Chaque rénovation et effort de re-confirmation par l’objet, l’espace et la relation portent cette marque contextuelle « Ici nous retrouvons l’humain et l’individuel malgré la démence et la collectivité aliénée ». La reconfirmation du patient en tant que susceptible de relation Je-Tu coïncide avec celle de membres de sa famille et celle des membres de l’équipe soignante…tous individus mis en cause par la crise institutionnelle.
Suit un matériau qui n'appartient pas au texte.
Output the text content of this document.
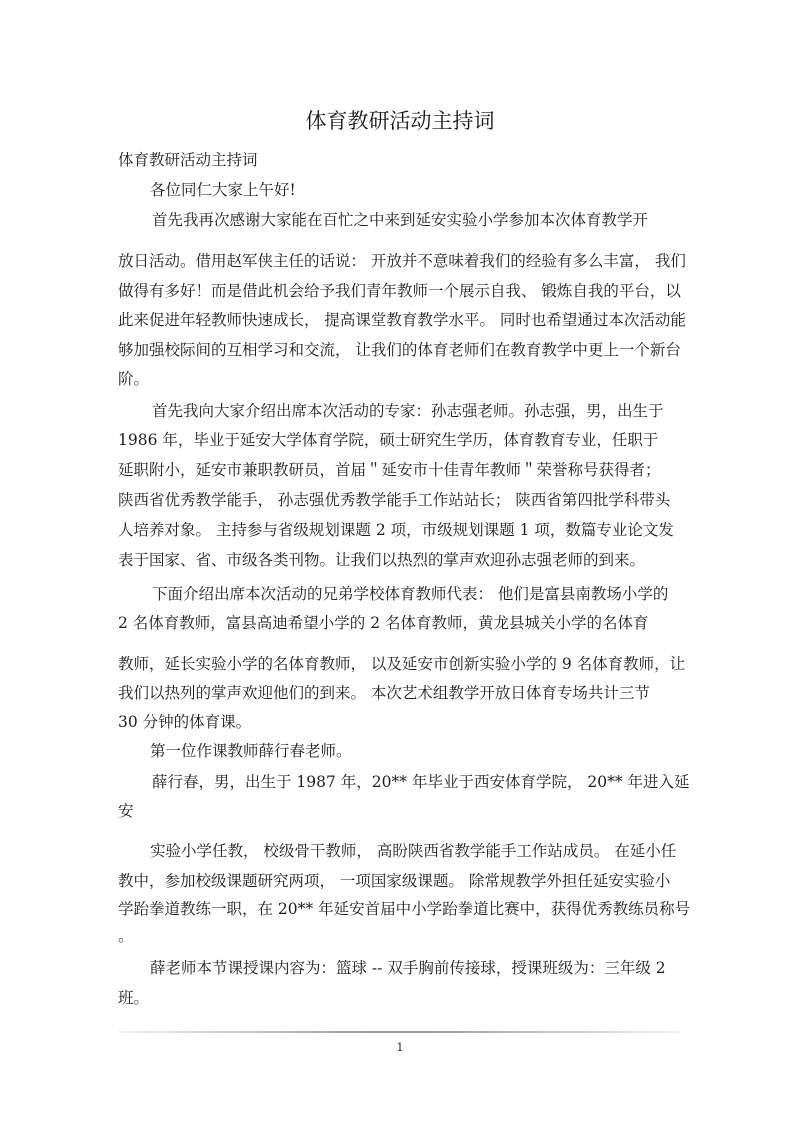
体育教研活动主持词
体育教研活动主持词
各位同仁大家上午好!
首先我再次感谢大家能在百忙之中来到延安实验小学参加本次体育教学开
放日活动。借用赵军侠主任的话说： 开放并不意味着我们的经验有多么丰富， 我们
做得有多好！而是借此机会给予我们青年教师一个展示自我、 锻炼自我的平台，以
此来促进年轻教师快速成长， 提高课堂教育教学水平。 同时也希望通过本次活动能
够加强校际间的互相学习和交流， 让我们的体育老师们在教育教学中更上一个新台
阶。
首先我向大家介绍出席本次活动的专家：孙志强老师。孙志强，男，出生于
1986 年，毕业于延安大学体育学院，硕士研究生学历，体育教育专业，任职于
延职附小，延安市兼职教研员，首届＂延安市十佳青年教师＂荣誉称号获得者；
陕西省优秀教学能手， 孙志强优秀教学能手工作站站长； 陕西省第四批学科带头
人培养对象。 主持参与省级规划课题 2 项，市级规划课题 1 项，数篇专业论文发
表于国家、省、市级各类刊物。让我们以热烈的掌声欢迎孙志强老师的到来。
下面介绍出席本次活动的兄弟学校体育教师代表： 他们是富县南教场小学的
2 名体育教师，富县高迪希望小学的 2 名体育教师，黄龙县城关小学的名体育
教师，延长实验小学的名体育教师， 以及延安市创新实验小学的 9 名体育教师，让
我们以热列的掌声欢迎他们的到来。 本次艺术组教学开放日体育专场共计三节
30 分钟的体育课。
第一位作课教师薛行春老师。
薛行春，男，出生于 1987 年，20** 年毕业于西安体育学院， 20** 年进入延
安
实验小学任教， 校级骨干教师， 高盼陕西省教学能手工作站成员。 在延小任
教中，参加校级课题研究两项， 一项国家级课题。 除常规教学外担任延安实验小
学跆拳道教练一职，在 20** 年延安首届中小学跆拳道比赛中，获得优秀教练员称号
。
薛老师本节课授课内容为：篮球 -- 双手胸前传接球，授课班级为：三年级 2
班。
1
L’évolution du psychotique se produit lorsque la relation dans le trio donne au patient un sentiment suffisant de fiabilité. Car seul le patient peut ouvrir la porte de la famille, elle-même en crise. Cette confiance se nourrit du respect de la loyauté des professionnels envers lui, permettant ainsi de lutter ensemble contre un ensemble de pratiques qui ont fait que l’institution est devenue un lieu d’aliénation pour les équipes de soins.

L’auteur aborde plus succinctement « l’instrumentation du mal » méthode qui permet d’étudier collectivement la crise de façon imageante. Cette méthode révèle, par les images proposées par le participant du collectif au travail, la représentation idéalisée, d’une part, et la réalité qui le met en crise, d’autre part. Cette méthode se veut de transformer le négatif en moyen d’approche du positif.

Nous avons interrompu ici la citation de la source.